Persistence Mechanism Configuration

How the LocalStack persistence mechanism works and how you can configure it.

The persistence mechanism is essentially a “pause and resume” feature for your LocalStack application state. For instance, you may want to run consecutive integration tests where each test loads in a different context but depends on the state produced by a previous test. Commonly, you may simply have a local development server that relies on a non-ephemeral application state.

While the persistence mechanism covers most services, not all of them are supported yet. Please make sure to check the feature coverage page to see whether your desired services are covered. Please note that the coverage is only guaranteed for the Pro version, while the Community version attempts to restore the state on a best-effort basis using a record-and-replay approach (more on that in the Technical Details section).
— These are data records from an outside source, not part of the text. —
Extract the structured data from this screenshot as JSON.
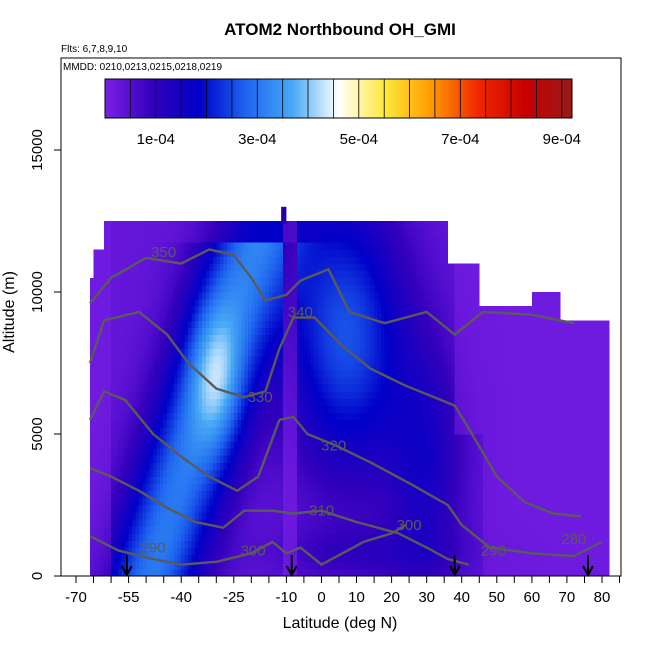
{
  "chart_data": {
    "type": "heatmap",
    "title": "ATOM2 Northbound OH_GMI",
    "flights_label": "Flts: 6,7,8,9,10",
    "dates_label": "MMDD: 0210,0213,0215,0218,0219",
    "xlabel": "Latitude (deg N)",
    "ylabel": "Altitude (m)",
    "xlim": [
      -70,
      85
    ],
    "ylim": [
      0,
      15000
    ],
    "x_ticks": [
      "-70",
      "-55",
      "-40",
      "-25",
      "-10",
      "0",
      "10",
      "20",
      "30",
      "40",
      "50",
      "60",
      "70",
      "80"
    ],
    "x_tick_values": [
      -70,
      -55,
      -40,
      -25,
      -10,
      0,
      10,
      20,
      30,
      40,
      50,
      60,
      70,
      80
    ],
    "y_ticks": [
      "0",
      "5000",
      "10000",
      "15000"
    ],
    "y_tick_values": [
      0,
      5000,
      10000,
      15000
    ],
    "colorbar": {
      "range": [
        0,
        0.00092
      ],
      "labels": [
        "1e-04",
        "3e-04",
        "5e-04",
        "7e-04",
        "9e-04"
      ],
      "label_values": [
        0.0001,
        0.0003,
        0.0005,
        0.0007,
        0.0009
      ],
      "stops": [
        "#7a1fe6",
        "#3300bb",
        "#0000c8",
        "#1e64f0",
        "#46a8f5",
        "#ffffff",
        "#ffe83c",
        "#ff9a00",
        "#f02800",
        "#c80000",
        "#9a1a1a"
      ]
    },
    "profile_markers_lat": [
      -55.5,
      -8.5,
      38,
      76
    ],
    "contour_labels": [
      {
        "text": "350",
        "x": -45,
        "y": 11400
      },
      {
        "text": "340",
        "x": -6,
        "y": 9300
      },
      {
        "text": "330",
        "x": -17.5,
        "y": 6300
      },
      {
        "text": "320",
        "x": 3.5,
        "y": 4600
      },
      {
        "text": "310",
        "x": 0,
        "y": 2300
      },
      {
        "text": "300",
        "x": 25,
        "y": 1800
      },
      {
        "text": "300",
        "x": -19.5,
        "y": 900
      },
      {
        "text": "290",
        "x": -48,
        "y": 1000
      },
      {
        "text": "290",
        "x": 49,
        "y": 900
      },
      {
        "text": "280",
        "x": 72,
        "y": 1300
      }
    ]
  }
}
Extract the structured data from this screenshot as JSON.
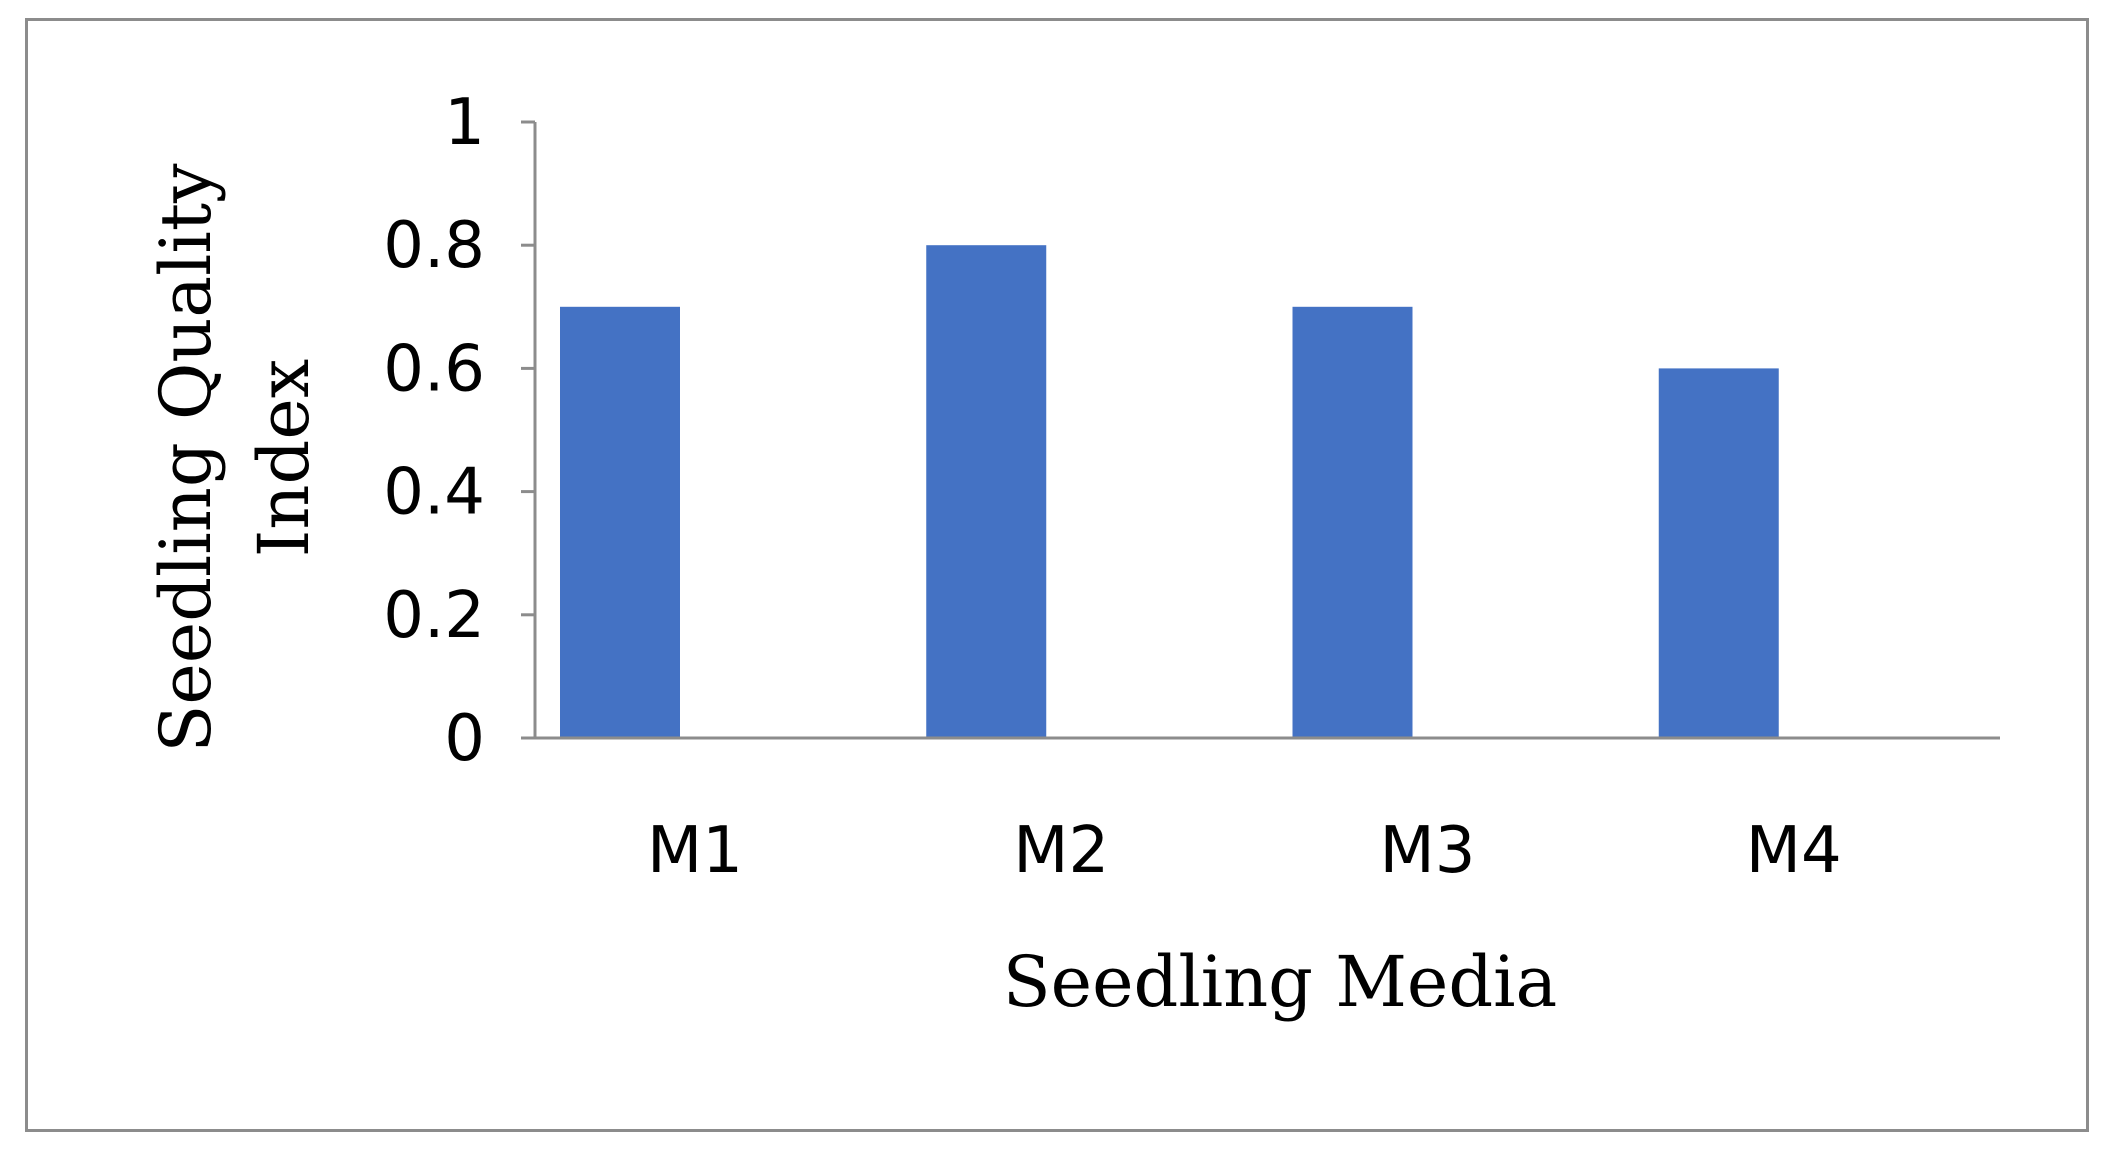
{
  "chart_data": {
    "type": "bar",
    "categories": [
      "M1",
      "M2",
      "M3",
      "M4"
    ],
    "values": [
      0.7,
      0.8,
      0.7,
      0.6
    ],
    "title": "",
    "xlabel": "Seedling Media",
    "ylabel_lines": [
      "Seedling Quality",
      "Index"
    ],
    "ylim": [
      0,
      1
    ],
    "yticks": [
      0,
      0.2,
      0.4,
      0.6,
      0.8,
      1
    ],
    "ytick_labels": [
      "0",
      "0.2",
      "0.4",
      "0.6",
      "0.8",
      "1"
    ],
    "grid": false,
    "legend": "none",
    "bar_color": "#4472C4",
    "axis_color": "#8C8C8C"
  }
}
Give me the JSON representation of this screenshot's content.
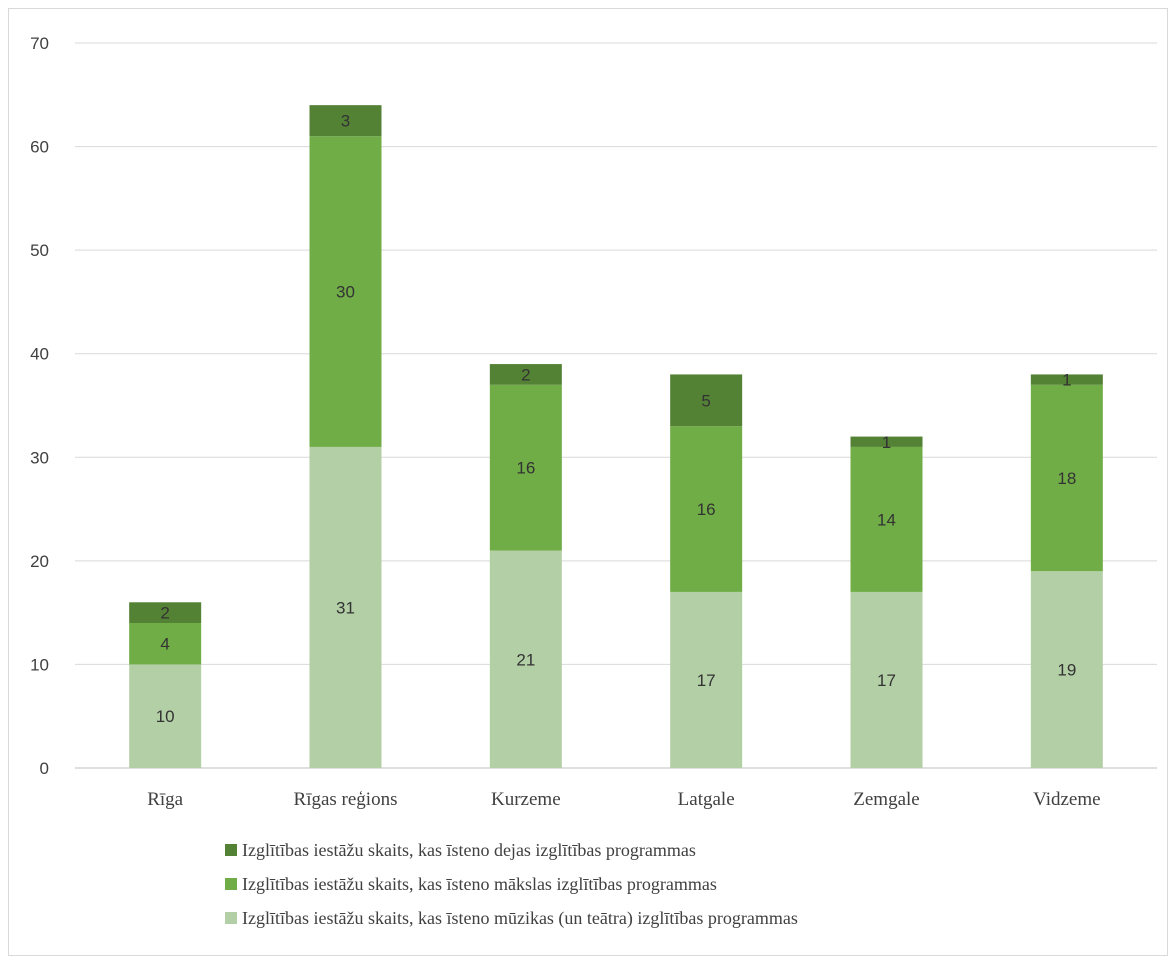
{
  "chart_data": {
    "type": "bar",
    "stacked": true,
    "categories": [
      "Rīga",
      "Rīgas reģions",
      "Kurzeme",
      "Latgale",
      "Zemgale",
      "Vidzeme"
    ],
    "series": [
      {
        "name": "Izglītības iestāžu skaits, kas īsteno mūzikas (un teātra)  izglītības programmas",
        "color": "#b3cfa6",
        "values": [
          10,
          31,
          21,
          17,
          17,
          19
        ]
      },
      {
        "name": "Izglītības iestāžu skaits, kas īsteno mākslas izglītības programmas",
        "color": "#70ad47",
        "values": [
          4,
          30,
          16,
          16,
          14,
          18
        ]
      },
      {
        "name": "Izglītības iestāžu skaits, kas īsteno dejas izglītības programmas",
        "color": "#548235",
        "values": [
          2,
          3,
          2,
          5,
          1,
          1
        ]
      }
    ],
    "ylim": [
      0,
      70
    ],
    "yticks": [
      0,
      10,
      20,
      30,
      40,
      50,
      60,
      70
    ],
    "grid": true,
    "legend_position": "bottom",
    "legend_order": [
      2,
      1,
      0
    ]
  }
}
To enable the persistence mechanism simply set the DATA_DIR environment variable. For instance, DATA_DIR=/tmp/localstack/data will store all relevant files to the /tmp/localstack/data directory. Please note that the path is created recursively, that is you do not have to make sure that the set path exists.

When working with Docker you may want to specify a different location for temporary folders using the HOST_TMP_FOLDER flag. In this case, it is advisable to use a $TMPDIR variable, which you can re-use for both flags. For instance, you’ll set $TMPDIR=/tmp/my-tmp then your environment configuration in your docker-compose file could look as follows:

      - DATA_DIR=${TMPDIR}/localstack/data
      - ${TMPDIR}:/tmp/localstack

Once the application has been set and configured properly, the /health endpoint of LocalStack will indicate whether the persistence mechanism has been initialized successfully.

"features": {
    "persistence": "initialized"

Otherwise, the endpoint will inform you that the mechanism is disabled.

"features": {
    "persistence": "disabled"

Technical Details

Depending on whether you use the Pro or the Community version, the persistence mechanism uses different ways to restore the application state.

Persistence Mechanism - Community Version

When starting the Community version of LocalStack the persistence mechanism is based on a simplistic record-and-replay approach. That is, API calls are recorded while the application is running, which then are replayed once the application reboots. Whether API calls have successfully been replayed can be seen in the logs. For instance, starting the application and creating an SQS queue with the awslocal sqs create-queue --queue-name sample-queue CLI command, followed by a reboot will produce the following log:

2021-09-27T14:38:07:INFO:localstack.utils.persistence: Restored 1 API calls from persistent file: /tmp/localstack/data/recorded_api_calls.json

While this approach is generic enough to cover a sizable amount of services, there are three crucial limitations:

  1. Every recorded API call is literally being replayed on startup, which will inevitability lead to prolonged startup times.
  2. Replaying the exact same API calls is not guaranteed to converge to the same state. Rather, diverging states is the more likely outcome. This limitation is not the result of any implementation details related to LocalStack, but a result of how related AWS resources reference each other. For instance, sending messages to an SQS queue is done by providing the queue URL. However, there is no guarantee that our sample-queue will have the same URL after a reboot, which then would result in NonExistingQueue during the replay of send-message API calls. For this reason, LocalStack provides no guarantees of the correctness and completeness for any state restored using the record-and-replay approach.
  3. The state recorded this way cannot be used to create CloudPods.

Persistence Mechanism - Pro Version

The persistence mechanism of the Pro version is much more sophisticated and is based on serialized state. Starting the Pro version of LocalStack will traverse the DATA_DIR root folder recursively and directly deserialize the file into the application state. Typically, each service has one state file for each region.

Each serialization mechanism has its own root folder. As of now, all supported services are serialized as pickle files, except for Kinesis (which is serialized as JSON) and DynamoDB (which is serialized as an SQLite database). This is illustrated with the diagram below.

Structure of the DATA_DIR

This approach does not suffer from the same limitations as record-and-replay. Restoring the state – even for large projects – usually only takes a few milliseconds. Moreover, since the files store accurate snapshots of application state it can restore a state that is identical to the one prior to the reboot.

However, the limitation of this approach is that it is not quite as generic. The record-and-replay approach can treat the AWS services as “black-boxes”, i.e. the persistence mechanism is entirely decoupled from the underlying services, while the serialized state approach is coupled to the serialization mechanism of each service. The consequence of this limitation is that, as of now, not all services have a supported persistence mechanism yet.